I had the weekends off and that was exactly the moment the Thai from Bangkok flocked the beach causing kilometers of traffic jam coming into town and heavily polluting and littering beaches during their outing. Now perhaps you would say to me to avoid all that and “find a quiet spot,” but it was simply impossible, even with the beach being many kilometers wide.
Each weekend anew, I witnessed one of the toughest environmental disasters I’ve seen in my life; thousands and thousands of Thais swimming in the sea between plastic bags and plastic cups, and babies with parents in the water coming up from a dip in the sea with a plastic bag on their heads. It’s insane, it’s Bangsaenity … as I got used calling it.
And you might think I’m exaggerating, but really … I‘m not. In any case, it’s clear that the growing middle-class from Thailand has no clue what they’re doing and causing, and moreover, the Thai government neither. It seems that putting money in an uneducated child’s hand will simply lead to disaster.
Sure, it’s partly because of the recent past where one would eat from banana leaves and drink from coconuts throwing away the empty leaves and emptied coconut shells on the ground, which would cause no problems at all being organic material. But a plastic bag is not a banana leaf and a plastic cup is not a coconut shell.

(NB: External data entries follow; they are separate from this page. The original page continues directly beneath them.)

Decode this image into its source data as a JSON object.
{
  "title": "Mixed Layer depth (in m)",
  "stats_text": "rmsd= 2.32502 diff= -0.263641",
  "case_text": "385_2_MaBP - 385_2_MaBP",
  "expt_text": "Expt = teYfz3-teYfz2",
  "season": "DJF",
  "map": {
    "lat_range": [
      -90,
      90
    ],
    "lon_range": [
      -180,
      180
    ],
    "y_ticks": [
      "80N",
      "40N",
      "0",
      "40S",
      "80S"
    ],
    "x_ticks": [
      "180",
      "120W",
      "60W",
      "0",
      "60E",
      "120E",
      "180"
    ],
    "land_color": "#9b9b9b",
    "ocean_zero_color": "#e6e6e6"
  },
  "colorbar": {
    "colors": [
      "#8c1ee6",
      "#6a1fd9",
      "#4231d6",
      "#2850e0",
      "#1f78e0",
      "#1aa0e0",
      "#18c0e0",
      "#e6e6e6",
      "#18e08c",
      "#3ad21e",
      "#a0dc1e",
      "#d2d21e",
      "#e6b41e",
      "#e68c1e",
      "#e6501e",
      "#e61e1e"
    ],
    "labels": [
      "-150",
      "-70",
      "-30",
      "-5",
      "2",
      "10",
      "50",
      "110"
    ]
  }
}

Another cause I spotted was just merely the fact that the majority of Thai don’t seem to really care! Someone else will pick it or clean it up … or something like that … as long as it isn’t in their backyard.

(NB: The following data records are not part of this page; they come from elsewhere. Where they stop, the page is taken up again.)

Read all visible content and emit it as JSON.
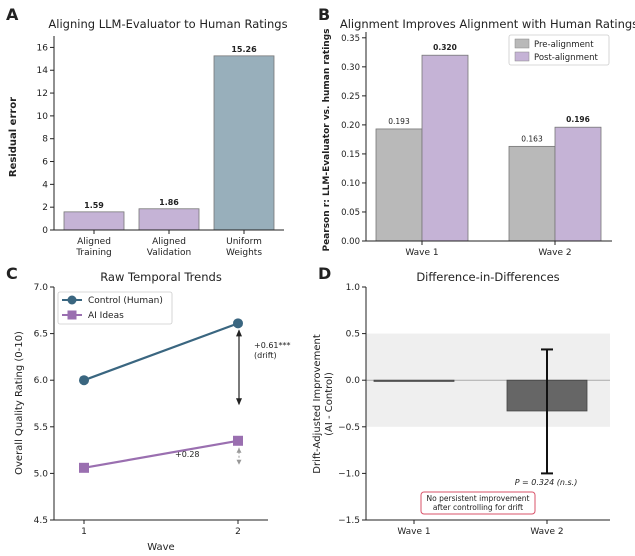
{
  "chart_data": [
    {
      "panel": "A",
      "type": "bar",
      "title": "Aligning LLM-Evaluator to Human Ratings",
      "ylabel": "Residual error",
      "categories": [
        "Aligned\nTraining",
        "Aligned\nValidation",
        "Uniform\nWeights"
      ],
      "values": [
        1.59,
        1.86,
        15.26
      ],
      "value_labels": [
        "1.59",
        "1.86",
        "15.26"
      ],
      "colors": [
        "#c5b3d6",
        "#c5b3d6",
        "#98afbb"
      ],
      "ylim": [
        0,
        17
      ],
      "yticks": [
        0,
        2,
        4,
        6,
        8,
        10,
        12,
        14,
        16
      ]
    },
    {
      "panel": "B",
      "type": "bar",
      "title": "Alignment Improves Alignment with Human Ratings",
      "ylabel": "Pearson r: LLM-Evaluator vs. human ratings",
      "categories": [
        "Wave 1",
        "Wave 2"
      ],
      "series": [
        {
          "name": "Pre-alignment",
          "values": [
            0.193,
            0.163
          ],
          "labels": [
            "0.193",
            "0.163"
          ],
          "color": "#b9b9b9"
        },
        {
          "name": "Post-alignment",
          "values": [
            0.32,
            0.196
          ],
          "labels": [
            "0.320",
            "0.196"
          ],
          "color": "#c5b3d6"
        }
      ],
      "ylim": [
        0,
        0.36
      ],
      "yticks": [
        "0.00",
        "0.05",
        "0.10",
        "0.15",
        "0.20",
        "0.25",
        "0.30",
        "0.35"
      ],
      "legend": "top-right"
    },
    {
      "panel": "C",
      "type": "line",
      "title": "Raw Temporal Trends",
      "xlabel": "Wave",
      "ylabel": "Overall Quality Rating (0-10)",
      "x": [
        1,
        2
      ],
      "xticks": [
        "1",
        "2"
      ],
      "series": [
        {
          "name": "Control (Human)",
          "values": [
            6.0,
            6.61
          ],
          "color": "#3a6680",
          "marker": "circle"
        },
        {
          "name": "AI Ideas",
          "values": [
            5.06,
            5.35
          ],
          "color": "#9a6fb0",
          "marker": "square"
        }
      ],
      "annotations": [
        "+0.61***",
        "(drift)",
        "+0.28"
      ],
      "ylim": [
        4.5,
        7.0
      ],
      "yticks": [
        "4.5",
        "5.0",
        "5.5",
        "6.0",
        "6.5",
        "7.0"
      ],
      "legend": "top-left"
    },
    {
      "panel": "D",
      "type": "bar",
      "title": "Difference-in-Differences",
      "ylabel": "Drift-Adjusted Improvement\n(AI - Control)",
      "categories": [
        "Wave 1",
        "Wave 2"
      ],
      "values": [
        0.0,
        -0.33
      ],
      "ci_low": [
        null,
        -1.0
      ],
      "ci_high": [
        null,
        0.33
      ],
      "band": [
        -0.5,
        0.5
      ],
      "p_label": "P = 0.324 (n.s.)",
      "note": [
        "No persistent improvement",
        "after controlling for drift"
      ],
      "ylim": [
        -1.5,
        1.0
      ],
      "yticks": [
        "-1.5",
        "-1.0",
        "-0.5",
        "0.0",
        "0.5",
        "1.0"
      ]
    }
  ],
  "panel_letters": [
    "A",
    "B",
    "C",
    "D"
  ]
}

Nevertheless, it’s certainly not a typical Thai problem. I’ve witnessed the same atrociousness in Malaysia, Laos, and India, and we know that the Chinese have their way also.
The sudden growth in wealth and subsequent greed, the lack of knowledge, and the I-don’t-care individualistic mentality are unfortunately rapidly leading to disastrous consequences, which will not only affect Asia, but likewise the rest of the world.
The population of Asia is simply too large (almost half of the world population) and too rapidly growing for not having a profound effect on the environment and nature elsewhere on our vulnerable planet Earth.
And as for Baeng Saen? Lucky me to have left the building!